Voilà un livre dans lequel il ne se passe rien, ou presque, du moins au temps où le récit est situé. Car tout ce qui compte est déjà advenu dans le passé. Le passé, c’est lui le personnage principal des Braises. Le passé et le temps. Ce livre est le récit d’une longue conversation à huis clos entre deux amis d’enfance qui ne se sont pas vus depuis quarante ans. Aujourd’hui ils sont vieux, fatigués, revenus de tout. Mais ils savent l’un et l’autre que cette rencontre ultime leur est nécessaire avant de mourir. Il s’agit pour eux d’affronter la vérité – mais quelle vérité ?

C’est un peu La Visite de la Vieille Dame, à l’envers : ici ce n’est pas le visiteur qui apporte le trouble et suscite l’affrontement, mais l’hôte qui le reçoit. Cependant le visiteur savait ce qu’il allait chercher en revenant voir son vieil ami…

L’histoire se passe en 1940 au fond de la plaine magyare, dans la demeure solitaire d’un vieil aristocrate hongrois, fils d’un officier de la garde de l’empereur François-Joseph. Henri, le général, et Conrad, le voyageur aux colonies, s’étaient connus à l’école militaire, et ils avaient été liés d’une amitié étroite, jusqu’à ce que la passion pour une même femme les sépare. Conrad a fui une situation intenable en partant à l’autre bout du monde ; Henri s’est enfermé dans sa solitude et a attendu sa vengeance en silence. Pour accueillir son ami d’autrefois, le général a tenu à reconstituer, avec la complicité de sa gouvernante Nini, autrefois sa nourrice, le décor de leur dernière rencontre, quarante ans auparavant ; la salle à manger, la disposition des meubles, le service de porcelaine française à fleurs, les bougies bleues et jusqu’au menu, tout doit être identique. Il y a quelque chose d’obsessionnel dans cette obstination à reconstituer les circonstances d’un passé lointain et désormais inaccessible.

Les chapitres IV à VII forment un grand flash-back qui évoque l’origine des personnages, leur rencontre à l’école militaire, l’évolution de leur amitié durant leur jeunesse.
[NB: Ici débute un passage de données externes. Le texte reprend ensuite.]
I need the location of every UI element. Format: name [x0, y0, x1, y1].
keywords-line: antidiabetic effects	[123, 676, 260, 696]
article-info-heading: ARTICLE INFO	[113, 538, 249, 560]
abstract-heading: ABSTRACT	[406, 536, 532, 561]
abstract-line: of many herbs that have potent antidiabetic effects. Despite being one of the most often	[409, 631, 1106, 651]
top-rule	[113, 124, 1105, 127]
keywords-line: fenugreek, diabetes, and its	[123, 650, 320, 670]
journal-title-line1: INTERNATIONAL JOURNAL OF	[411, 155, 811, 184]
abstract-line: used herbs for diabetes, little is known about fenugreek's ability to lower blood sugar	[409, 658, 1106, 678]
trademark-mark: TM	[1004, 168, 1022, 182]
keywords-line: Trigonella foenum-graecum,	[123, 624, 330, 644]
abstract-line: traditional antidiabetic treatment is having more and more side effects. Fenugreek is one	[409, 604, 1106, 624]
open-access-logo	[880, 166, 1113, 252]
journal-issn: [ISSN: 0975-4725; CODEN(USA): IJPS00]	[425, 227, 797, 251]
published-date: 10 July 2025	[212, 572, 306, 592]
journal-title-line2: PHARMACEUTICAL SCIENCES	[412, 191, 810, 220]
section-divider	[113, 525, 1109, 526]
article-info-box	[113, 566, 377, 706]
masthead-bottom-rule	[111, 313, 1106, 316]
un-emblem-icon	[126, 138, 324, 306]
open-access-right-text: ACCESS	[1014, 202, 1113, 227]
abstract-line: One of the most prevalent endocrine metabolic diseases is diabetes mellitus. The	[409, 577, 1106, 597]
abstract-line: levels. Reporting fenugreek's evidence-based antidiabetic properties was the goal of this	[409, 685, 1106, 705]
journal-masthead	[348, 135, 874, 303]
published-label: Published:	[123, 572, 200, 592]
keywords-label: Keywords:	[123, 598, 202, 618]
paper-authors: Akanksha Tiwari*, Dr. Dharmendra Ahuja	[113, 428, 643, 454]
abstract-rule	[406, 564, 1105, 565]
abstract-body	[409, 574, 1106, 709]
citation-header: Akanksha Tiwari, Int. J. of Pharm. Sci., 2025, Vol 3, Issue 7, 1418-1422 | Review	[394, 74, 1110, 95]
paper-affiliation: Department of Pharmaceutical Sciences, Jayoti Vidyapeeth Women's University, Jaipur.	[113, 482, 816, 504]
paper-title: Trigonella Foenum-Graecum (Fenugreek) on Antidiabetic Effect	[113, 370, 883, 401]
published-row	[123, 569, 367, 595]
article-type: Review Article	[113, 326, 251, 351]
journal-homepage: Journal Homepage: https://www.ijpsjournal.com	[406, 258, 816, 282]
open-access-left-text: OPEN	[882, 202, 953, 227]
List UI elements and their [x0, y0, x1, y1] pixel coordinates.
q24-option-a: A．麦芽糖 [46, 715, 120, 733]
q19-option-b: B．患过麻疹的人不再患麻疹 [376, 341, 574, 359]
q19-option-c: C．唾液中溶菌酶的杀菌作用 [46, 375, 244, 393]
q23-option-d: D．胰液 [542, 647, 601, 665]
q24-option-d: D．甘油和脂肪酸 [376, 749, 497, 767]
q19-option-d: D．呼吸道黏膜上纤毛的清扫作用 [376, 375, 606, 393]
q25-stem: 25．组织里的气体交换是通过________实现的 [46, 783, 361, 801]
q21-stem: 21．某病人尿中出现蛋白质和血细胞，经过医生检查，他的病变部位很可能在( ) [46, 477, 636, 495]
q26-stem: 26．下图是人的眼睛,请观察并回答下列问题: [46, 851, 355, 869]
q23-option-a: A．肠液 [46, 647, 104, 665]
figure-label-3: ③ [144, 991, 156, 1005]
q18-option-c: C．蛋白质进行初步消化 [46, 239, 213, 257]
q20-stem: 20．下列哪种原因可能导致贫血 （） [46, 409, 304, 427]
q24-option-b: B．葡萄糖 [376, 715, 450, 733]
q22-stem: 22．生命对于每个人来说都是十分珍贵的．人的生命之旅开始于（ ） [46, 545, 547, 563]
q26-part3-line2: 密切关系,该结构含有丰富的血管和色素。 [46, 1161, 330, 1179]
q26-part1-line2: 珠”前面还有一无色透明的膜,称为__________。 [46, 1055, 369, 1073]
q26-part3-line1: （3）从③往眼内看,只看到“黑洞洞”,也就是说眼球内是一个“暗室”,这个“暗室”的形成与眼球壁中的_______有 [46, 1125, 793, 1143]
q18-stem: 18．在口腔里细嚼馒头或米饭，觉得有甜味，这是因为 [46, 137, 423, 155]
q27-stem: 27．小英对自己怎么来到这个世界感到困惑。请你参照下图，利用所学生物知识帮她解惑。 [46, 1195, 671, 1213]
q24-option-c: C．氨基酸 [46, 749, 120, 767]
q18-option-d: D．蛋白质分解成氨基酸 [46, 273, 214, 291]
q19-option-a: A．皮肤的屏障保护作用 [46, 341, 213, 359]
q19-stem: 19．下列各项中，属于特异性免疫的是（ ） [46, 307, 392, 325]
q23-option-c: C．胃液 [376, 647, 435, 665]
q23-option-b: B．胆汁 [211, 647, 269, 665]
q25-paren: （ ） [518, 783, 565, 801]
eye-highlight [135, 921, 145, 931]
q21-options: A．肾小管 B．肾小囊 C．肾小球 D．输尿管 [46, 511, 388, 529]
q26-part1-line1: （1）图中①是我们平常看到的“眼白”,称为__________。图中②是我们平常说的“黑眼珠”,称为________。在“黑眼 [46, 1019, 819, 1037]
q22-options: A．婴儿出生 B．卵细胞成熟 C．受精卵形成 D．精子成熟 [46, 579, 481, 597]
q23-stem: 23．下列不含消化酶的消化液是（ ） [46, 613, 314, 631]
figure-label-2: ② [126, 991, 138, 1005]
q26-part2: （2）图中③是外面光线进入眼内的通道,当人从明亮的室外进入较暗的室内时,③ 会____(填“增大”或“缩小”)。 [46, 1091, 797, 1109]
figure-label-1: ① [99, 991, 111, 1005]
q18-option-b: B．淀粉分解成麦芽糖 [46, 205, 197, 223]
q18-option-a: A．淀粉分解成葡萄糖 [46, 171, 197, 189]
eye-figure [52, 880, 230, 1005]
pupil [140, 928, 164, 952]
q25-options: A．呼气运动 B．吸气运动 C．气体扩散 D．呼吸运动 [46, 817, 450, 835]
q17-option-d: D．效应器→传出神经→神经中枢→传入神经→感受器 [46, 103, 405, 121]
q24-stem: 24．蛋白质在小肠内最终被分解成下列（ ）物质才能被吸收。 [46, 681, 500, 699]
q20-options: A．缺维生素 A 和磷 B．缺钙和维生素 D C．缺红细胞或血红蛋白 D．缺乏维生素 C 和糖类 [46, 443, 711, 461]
C’est la partie la plus classique du livre, qui rappelle les romans de Stefan Zweig, Arthur Schnitzler ou Thomas Mann, avec tous les clichés voulus, l’atmosphère Mitteleuropa, le carnaval de Vienne et ses bals, l’école d’équitation, la passion de la musique, la présence de l’empereur. Henri est riche, fêtard, frivole ; Conrad est pauvre, studieux, grave ; c’est une opposition traditionnelle dans les romans du 19e siècle. Mais cette évocation est aussi celle d’un monde désormais disparu, ce dont le général a obscurément conscience : « Il se peut que ce monde-ci touche à sa fin » (p 189).

Trois éléments me frappent dans la technique narrative de Sándor Marái : le suspense, le côté « conte de fées », la précision.

Le suspense

Marái se montre très habile à distiller le suspense dans un roman qui n’est pas animé par l’action, mais par des révélations successives grâce auxquelles les événements prennent sans cesse de nouvelles perspectives. Il procède par allusions dont le sens ne sera révélé que beaucoup plus loin dans le récit, entretenant ainsi notre curiosité en éveil.
A la fin du chapitre 1, on ne connaît ni le contenu ni l’expéditeur de la lettre reçue par le général ; à la fin du chapitre suivant, on sait qu’il va venir un visiteur (grâce aux préparatifs) mais on ne sait ni qui ni pourquoi.

Au chapitre VIII – retour au présent – le général regarde son pistolet (suggérant une menace diffuse) et quand la voiture arrive : « il regarda l’attelage qui approchait, exactement comme un chasseur qui vise ». Image à laquelle va répondre beaucoup plus loin l’évocation d’une scène de chasse particulièrement significative.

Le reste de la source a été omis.